The Animal That Therefore I Am
- Cover of the first English-language edition
- Author: Jacques Derrida
- Original title: L'animal que donc je suis
- Translator: David Wills
- Language: French
- Subject: Philosophy
- Publisher: Éditions Galilée, Fordham University Press (English translation)
- Publication date: 2006
- Publication place: France
- Published in English: 2008
- Media type: Print
- Pages: 176 (English translation with translator's notes)
- ISBN: 978-0-8232-2791-4 (English-language edition)

= The Animal That Therefore I Am =

Book by Jacques Derrida

The Animal That Therefore I Am (L'Animal que donc je suis) is a book based on the ten-hour address on the subject of "the autobiographical animal" given by the French philosopher Jacques Derrida at the 1997 Cerisy Conference and subsequently published as a long essay under the title, "The Animal That Therefore I Am (More To Follow)". The book has gained notability as signalling Derrida's turn to questions surrounding the ontology of nonhuman animals, the ethics of animal slaughter and the difference between humans and other animals. Derrida's lecture has come to be a foundational text in animal studies within the fields of literary criticism and critical theory. Whilst the text is often seen as marking the "animal turn" in Derrida's oeuvre, Derrida himself said that his interest in animals was in fact present in his earliest writings.

==Publication==
The address was first partially published in English in the Winter 2002 issue of the journal Critical Inquiry. In 2008 it was republished in a book entitled The Animal That Therefore I Am, which reprinted the address along with an essay entitled "And Say The Animal Responded", and two previously unpublished essays.

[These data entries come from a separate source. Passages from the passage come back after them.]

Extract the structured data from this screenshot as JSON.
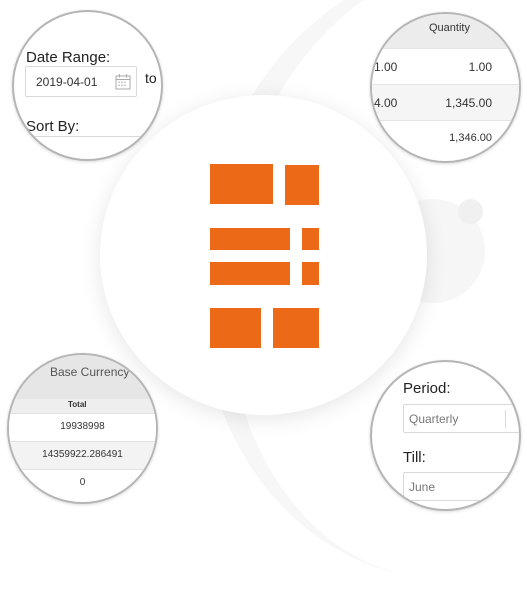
{
  "logo": {
    "name": "app-logo",
    "color": "#ec6a17"
  },
  "lenses": {
    "date_range": {
      "label": "Date Range:",
      "date_value": "2019-04-01",
      "date_icon": "calendar-icon",
      "to_label": "to",
      "sort_label": "Sort By:",
      "sort_partial": "..."
    },
    "quantity_table": {
      "header": "Quantity",
      "rows": [
        {
          "prev": "1.00",
          "quantity": "1.00"
        },
        {
          "prev": "4.00",
          "quantity": "1,345.00"
        },
        {
          "prev": ":",
          "quantity": "1,346.00"
        }
      ]
    },
    "base_currency": {
      "title": "Base Currency",
      "column": "Total",
      "rows": [
        "19938998",
        "14359922.286491",
        "0"
      ]
    },
    "period": {
      "period_label": "Period:",
      "period_value": "Quarterly",
      "till_label": "Till:",
      "till_value": "June"
    }
  }
}
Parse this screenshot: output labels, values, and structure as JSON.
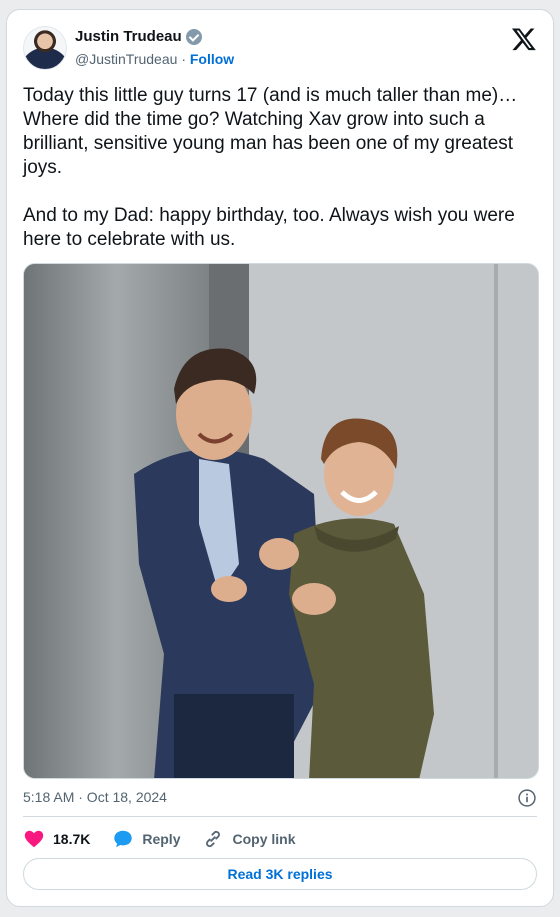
{
  "author": {
    "name": "Justin Trudeau",
    "handle": "@JustinTrudeau",
    "separator": "·",
    "follow_label": "Follow"
  },
  "tweet": {
    "text": "Today this little guy turns 17 (and is much taller than me)… Where did the time go? Watching Xav grow into such a brilliant, sensitive young man has been one of my greatest joys.\n\nAnd to my Dad: happy birthday, too. Always wish you were here to celebrate with us.",
    "timestamp": "5:18 AM · Oct 18, 2024"
  },
  "actions": {
    "likes_count": "18.7K",
    "reply_label": "Reply",
    "copy_link_label": "Copy link"
  },
  "footer": {
    "read_replies_label": "Read 3K replies"
  },
  "colors": {
    "link": "#006fd6",
    "like": "#f91880",
    "reply": "#1d9bf0",
    "secondary_text": "#536471",
    "verified_badge": "#829aab"
  },
  "icons": [
    "verified-badge-icon",
    "x-logo-icon",
    "info-icon",
    "heart-icon",
    "reply-bubble-icon",
    "link-icon"
  ]
}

All of the essays were taken from Derrida's various addresses at the 1997 Cerisy conference.

==Critical responses==
Tobias Menely suggests that "Derrida is straining after something that is unusually difficult for him to conceptualize", namely the question of pathos that binds the human and nonhuman animal. Menely, in his analysis of Derrida's argument, positions Derrida in a tradition of thinkers that include Thomas More and Jeremy Bentham who, according to Menely, elide the question of the ways in which suffering might be equivocal between species and instead turn to "creaturely passion" for an account of animal ontology.

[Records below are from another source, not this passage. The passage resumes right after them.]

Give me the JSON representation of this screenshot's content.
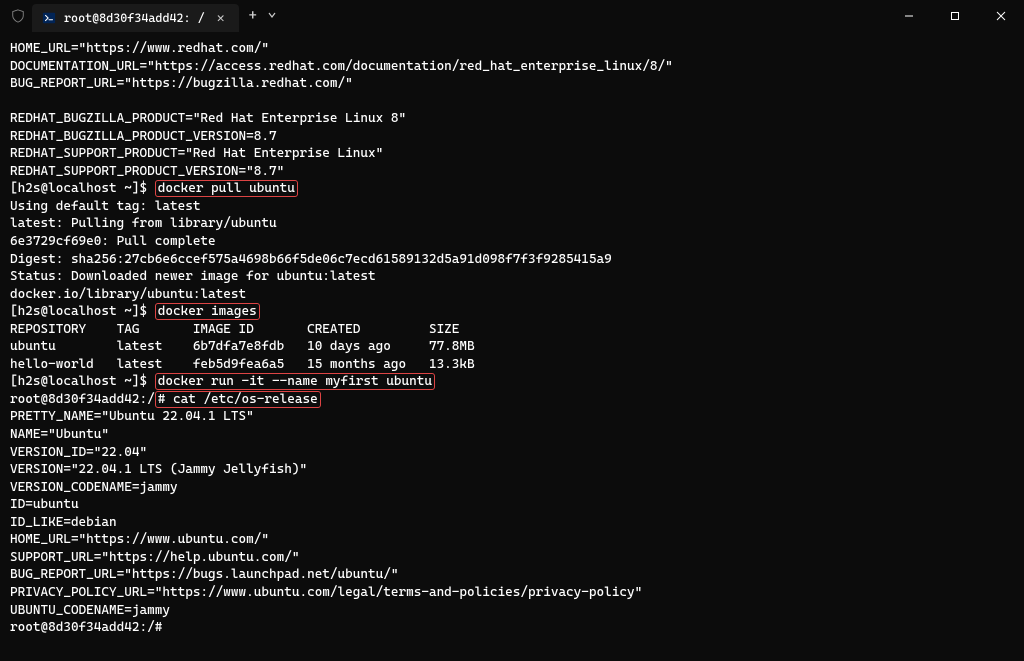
{
  "tab": {
    "title": "root@8d30f34add42: /"
  },
  "lines": [
    {
      "text": "HOME_URL=\"https://www.redhat.com/\""
    },
    {
      "text": "DOCUMENTATION_URL=\"https://access.redhat.com/documentation/red_hat_enterprise_linux/8/\""
    },
    {
      "text": "BUG_REPORT_URL=\"https://bugzilla.redhat.com/\""
    },
    {
      "text": ""
    },
    {
      "text": "REDHAT_BUGZILLA_PRODUCT=\"Red Hat Enterprise Linux 8\""
    },
    {
      "text": "REDHAT_BUGZILLA_PRODUCT_VERSION=8.7"
    },
    {
      "text": "REDHAT_SUPPORT_PRODUCT=\"Red Hat Enterprise Linux\""
    },
    {
      "text": "REDHAT_SUPPORT_PRODUCT_VERSION=\"8.7\""
    },
    {
      "prompt": "[h2s@localhost ~]$ ",
      "cmd": "docker pull ubuntu",
      "highlight": true
    },
    {
      "text": "Using default tag: latest"
    },
    {
      "text": "latest: Pulling from library/ubuntu"
    },
    {
      "text": "6e3729cf69e0: Pull complete"
    },
    {
      "text": "Digest: sha256:27cb6e6ccef575a4698b66f5de06c7ecd61589132d5a91d098f7f3f9285415a9"
    },
    {
      "text": "Status: Downloaded newer image for ubuntu:latest"
    },
    {
      "text": "docker.io/library/ubuntu:latest"
    },
    {
      "prompt": "[h2s@localhost ~]$ ",
      "cmd": "docker images",
      "highlight": true
    },
    {
      "text": "REPOSITORY    TAG       IMAGE ID       CREATED         SIZE"
    },
    {
      "text": "ubuntu        latest    6b7dfa7e8fdb   10 days ago     77.8MB"
    },
    {
      "text": "hello-world   latest    feb5d9fea6a5   15 months ago   13.3kB"
    },
    {
      "prompt": "[h2s@localhost ~]$ ",
      "cmd": "docker run -it --name myfirst ubuntu",
      "highlight": true
    },
    {
      "prompt": "root@8d30f34add42:/",
      "cmd": "# cat /etc/os-release",
      "highlight": true
    },
    {
      "text": "PRETTY_NAME=\"Ubuntu 22.04.1 LTS\""
    },
    {
      "text": "NAME=\"Ubuntu\""
    },
    {
      "text": "VERSION_ID=\"22.04\""
    },
    {
      "text": "VERSION=\"22.04.1 LTS (Jammy Jellyfish)\""
    },
    {
      "text": "VERSION_CODENAME=jammy"
    },
    {
      "text": "ID=ubuntu"
    },
    {
      "text": "ID_LIKE=debian"
    },
    {
      "text": "HOME_URL=\"https://www.ubuntu.com/\""
    },
    {
      "text": "SUPPORT_URL=\"https://help.ubuntu.com/\""
    },
    {
      "text": "BUG_REPORT_URL=\"https://bugs.launchpad.net/ubuntu/\""
    },
    {
      "text": "PRIVACY_POLICY_URL=\"https://www.ubuntu.com/legal/terms-and-policies/privacy-policy\""
    },
    {
      "text": "UBUNTU_CODENAME=jammy"
    },
    {
      "text": "root@8d30f34add42:/#"
    }
  ]
}
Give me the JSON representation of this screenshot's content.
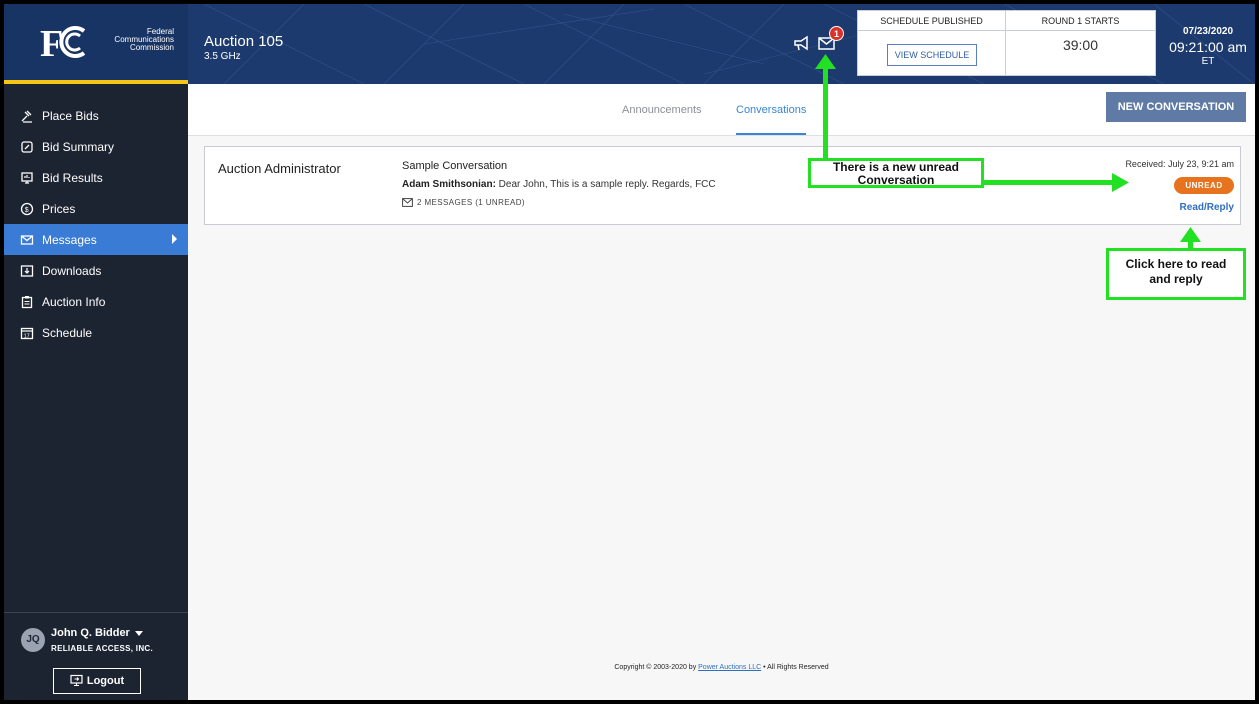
{
  "header": {
    "org_name_line1": "Federal",
    "org_name_line2": "Communications",
    "org_name_line3": "Commission",
    "auction_title": "Auction 105",
    "auction_subtitle": "3.5 GHz",
    "message_badge_count": "1",
    "schedule": {
      "status_label": "SCHEDULE PUBLISHED",
      "view_button": "VIEW SCHEDULE",
      "round_label": "ROUND 1 STARTS",
      "round_timer": "39:00"
    },
    "date": "07/23/2020",
    "time": "09:21:00 am",
    "timezone": "ET"
  },
  "sidebar": {
    "items": [
      {
        "label": "Place Bids",
        "icon": "gavel-icon"
      },
      {
        "label": "Bid Summary",
        "icon": "bid-summary-icon"
      },
      {
        "label": "Bid Results",
        "icon": "bid-results-icon"
      },
      {
        "label": "Prices",
        "icon": "prices-icon"
      },
      {
        "label": "Messages",
        "icon": "envelope-icon"
      },
      {
        "label": "Downloads",
        "icon": "download-icon"
      },
      {
        "label": "Auction Info",
        "icon": "clipboard-icon"
      },
      {
        "label": "Schedule",
        "icon": "calendar-icon"
      }
    ],
    "active_item": "Messages",
    "user": {
      "initials": "JQ",
      "name": "John Q. Bidder",
      "organization": "RELIABLE ACCESS, INC.",
      "logout_label": "Logout"
    }
  },
  "main": {
    "tabs": [
      {
        "label": "Announcements"
      },
      {
        "label": "Conversations"
      }
    ],
    "active_tab": "Conversations",
    "new_conversation_label": "NEW CONVERSATION",
    "conversation": {
      "from": "Auction Administrator",
      "subject": "Sample Conversation",
      "preview_author": "Adam Smithsonian:",
      "preview_text": " Dear John, This is a sample reply. Regards, FCC",
      "message_count": "2 MESSAGES (1 UNREAD)",
      "received": "Received: July 23, 9:21 am",
      "status_badge": "UNREAD",
      "read_reply_label": "Read/Reply"
    }
  },
  "footer": {
    "copyright_prefix": "Copyright © 2003-2020 by ",
    "company_link": "Power Auctions LLC",
    "copyright_suffix": " • All Rights Reserved"
  },
  "annotations": {
    "unread_callout_line1": "There is a new unread",
    "unread_callout_line2": "Conversation",
    "read_callout_line1": "Click here to read",
    "read_callout_line2": "and reply"
  },
  "colors": {
    "header_bg": "#1d3a6e",
    "sidebar_bg": "#1c2331",
    "active_nav": "#3a7bd5",
    "accent_link": "#3a86d4",
    "unread_badge": "#e8731e",
    "annotation_green": "#22e022",
    "brand_yellow": "#f5c518"
  }
}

Donna Haraway in When Species Meet praises Derrida for understanding "that actual animals look back at actual human beings", yet, crucially does not "seriously consider an alternative form of knowing something more about cats and how to look back, perhaps even scientifically, biologically, and therefore also philosophically and intimately." Although largely complimentary of his attempt to address the question of the animal, Haraway surmises that Derrida "failed a simple obligation of companionship" to the specific animal other.

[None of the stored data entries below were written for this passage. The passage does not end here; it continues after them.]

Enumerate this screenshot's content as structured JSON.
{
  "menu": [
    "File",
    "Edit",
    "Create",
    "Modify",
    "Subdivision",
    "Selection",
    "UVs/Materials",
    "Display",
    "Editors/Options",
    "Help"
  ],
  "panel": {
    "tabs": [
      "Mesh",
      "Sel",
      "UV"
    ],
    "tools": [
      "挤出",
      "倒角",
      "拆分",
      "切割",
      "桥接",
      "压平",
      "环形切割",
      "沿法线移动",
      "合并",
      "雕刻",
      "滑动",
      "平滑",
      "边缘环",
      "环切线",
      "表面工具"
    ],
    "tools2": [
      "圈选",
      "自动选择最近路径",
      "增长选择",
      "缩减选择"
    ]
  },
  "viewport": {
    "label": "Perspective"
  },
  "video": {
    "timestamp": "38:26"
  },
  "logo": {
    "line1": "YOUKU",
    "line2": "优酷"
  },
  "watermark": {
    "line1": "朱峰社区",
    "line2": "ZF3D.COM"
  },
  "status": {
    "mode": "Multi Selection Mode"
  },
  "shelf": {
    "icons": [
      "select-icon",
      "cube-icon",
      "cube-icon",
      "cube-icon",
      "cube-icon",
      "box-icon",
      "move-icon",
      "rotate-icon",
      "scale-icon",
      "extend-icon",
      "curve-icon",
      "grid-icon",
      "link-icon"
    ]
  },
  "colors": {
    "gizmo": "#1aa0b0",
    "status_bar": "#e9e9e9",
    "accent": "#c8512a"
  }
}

==Derrida and the animal==
As Derrida himself notes, the question of the animal and animality has been a concern within his writing long before the 1997 Cerisy Conference. Most notably, Derrida talks about the animality of the letter in Writing and Difference (1967), Heidegger's pronouncement on the animal being "poor in world" in Of Spirit (1989) and, in an interview with Jean-Luc Nancy entitled "Eating Well, or the Calculation of the Subject" (1989), Derrida discusses the ethics of eating meat. Derrida's final seminars, from 2001 to 2003, extensively discuss animals and animality, and were posthumously published in two volumes under the title The Beast and the Sovereign.

==In film==
Jean-Luc Godard's 2014 experimental essay film Goodbye to Language (Adieu au Langage) quotes from The Animal That Therefore I Am several times.

In an early scene from Michael Mann's 2015 action thriller Blackhat, The Animal That Therefore I Am can be seen on the prison-cell bookshelf of protagonist Nicholas Hathaway, a convicted hacker played by Chris Hemsworth.